Love and Service
I am still in Albany for the 187th Convention of the Episcopal Diocese of Georgia. Today, before returning home, we will ordain persons to the transitional diaconate, meaning they will serve 6-12 months as deacons in preparation for ordination to the priesthood. The ministry of a deacon is the ministry of service, the sort of service done by Peter's mother-in-law after her healing. I preached on this before saying in part:
Mark used the Greek word for service—diakonos—which really does mean to wait tables. But the word diakonos meant much more to the Christian community for which Mark wrote the Gospel. To talk about service in the early Christian Church was to use charged language. Just as we can talk about bread and wine today and for Christians, those words mean more. While we talk of having bread and wine with supper, it also brings to mind the body and blood of Jesus Christ. So the word diakonos was a word used a lot among the early Christians. Diakonos, we get our word deacon from it.The full text of that sermon is online here: To Love and Serve the Lord.
To deacon for others did mean to wait tables, but it meant a lot more than that too. Earlier in the first chapter of the gospel, Mark used the same word to describe the way the Angels ministered to Jesus after his forty days in the wilderness. So the first time he used the word was to describe the work of Angels. Mark used the same word diakonos again in quoting Jesus, “The Son of Man came not to be served but to serve, and to give his life a ransom for many.” Jesus describes his own work on earth as service, and he does it using the word diakonos. Jesus told his disciples that they were to be deacons for God. Their work for God would be menial, it would be hard and they would get little or no credit for it here on earth. That life of service was one Jesus described as a life of diakonos, a life of being a deacon. Now we can return to our story with a new understanding.
Simon’s mother-in-law had a life-changing encounter with Jesus Christ. Jesus came into her house and touched her. And in Jesus’ life-changing touch, Simon Peter’s mother-in-law was healed and made whole. Maybe this is where you want to find yourself in the story. Are you looking for a life-changing encounter with God? Perhaps it has been a long time since you have felt that healing touch. If so, you have come to the right place. Right now, right here, this morning, you can turn your whole life over to Jesus and begin a life-changing journey.
But most of us have had an experience like that before. We have felt the touch of Jesus in our lives. That’s where Simon’s mother-in-law is in this story. And Mark describes Jesus going to her, touching her and healing her in the past tense. Jesus took her by the hand, lifted her up and the fever left her. These are all described as actions that are over and done with. But Mark said that Simon’s mother-in-law served them using a different verb tense—the imperfect tense. This imperfect tense means that she began to deacon, has continued to deacon and as far as I know when I am writing this, she is out their deaconing still.
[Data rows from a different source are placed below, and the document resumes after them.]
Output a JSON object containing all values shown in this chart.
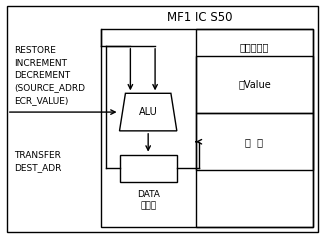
{
  "title": "MF1 IC S50",
  "chip_label": "芯片存储器",
  "source_value_label": "源Value",
  "result_label": "结  果",
  "alu_label": "ALU",
  "data_reg_label": "DATA\n寄存器",
  "left_text1": "RESTORE\nINCREMENT\nDECREMENT\n(SOURCE_ADRD\nECR_VALUE)",
  "left_text2": "TRANSFER\nDEST_ADR",
  "bg_color": "#ffffff",
  "box_color": "#000000",
  "text_color": "#000000",
  "title_fontsize": 8.5,
  "label_fontsize": 7,
  "small_fontsize": 6.5
}
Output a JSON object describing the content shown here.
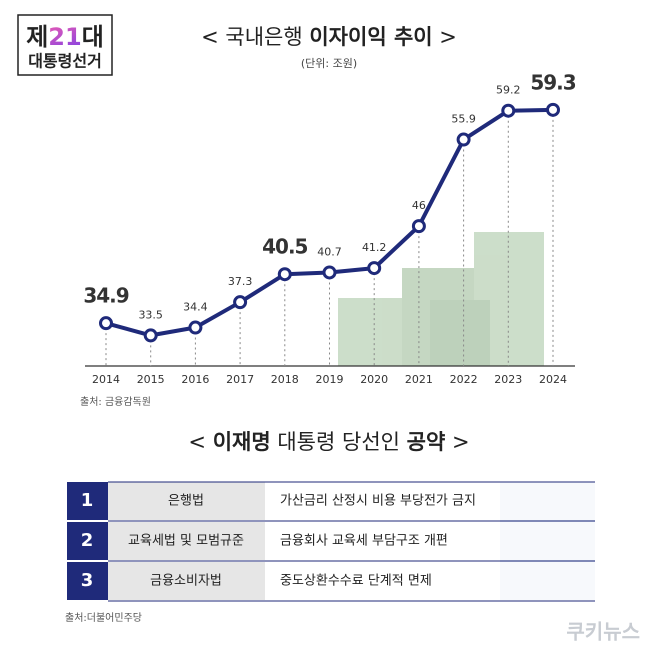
{
  "logo": {
    "line1_a": "제",
    "line1_num": "21",
    "line1_b": "대",
    "line2": "대통령선거"
  },
  "chart_data": {
    "type": "line",
    "title_open": "<",
    "title": "국내은행",
    "title_bold": "이자이익 추이",
    "title_close": ">",
    "subtitle": "(단위: 조원)",
    "categories": [
      "2014",
      "2015",
      "2016",
      "2017",
      "2018",
      "2019",
      "2020",
      "2021",
      "2022",
      "2023",
      "2024"
    ],
    "values": [
      34.9,
      33.5,
      34.4,
      37.3,
      40.5,
      40.7,
      41.2,
      46,
      55.9,
      59.2,
      59.3
    ],
    "highlighted": [
      true,
      false,
      false,
      false,
      true,
      false,
      false,
      false,
      false,
      false,
      true
    ],
    "color": "#1f2a7a",
    "ylim": [
      30,
      65
    ],
    "source": "출처: 금융감독원"
  },
  "pledges": {
    "title_open": "<",
    "title_bold": "이재명",
    "title": "대통령 당선인",
    "title_bold2": "공약",
    "title_close": ">",
    "rows": [
      [
        "1",
        "은행법",
        "가산금리 산정시 비용 부당전가 금지"
      ],
      [
        "2",
        "교육세법 및 모범규준",
        "금융회사 교육세 부담구조 개편"
      ],
      [
        "3",
        "금융소비자법",
        "중도상환수수료 단계적 면제"
      ]
    ],
    "source": "출처:더불어민주당"
  },
  "watermark": "쿠키뉴스"
}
The imperfect tense refers to an action that is begun but not completed. This one shift of verb tense means that she began to serve them and continued to serve them. Her service was not a one time over-and-done-with action like fetching some dinner. Simon’s mother-in-law began to serve Jesus and his followers. But the meaning of her actions was transformed by Jesus’ healing touch. She did not serve and minister to them because of some duty. She served out of love. Simon’s mother-in-law became as much a follower of Jesus as any of his disciples. Simon’s mother-in-law was not, as far as we know, ordained. Yet Mark describes using language that makes her the first deacon in Christianity. She was the first person to have their ordinary diakonos, or service of others, transformed into ministry.
How might you serve the Lord this day and in the coming week?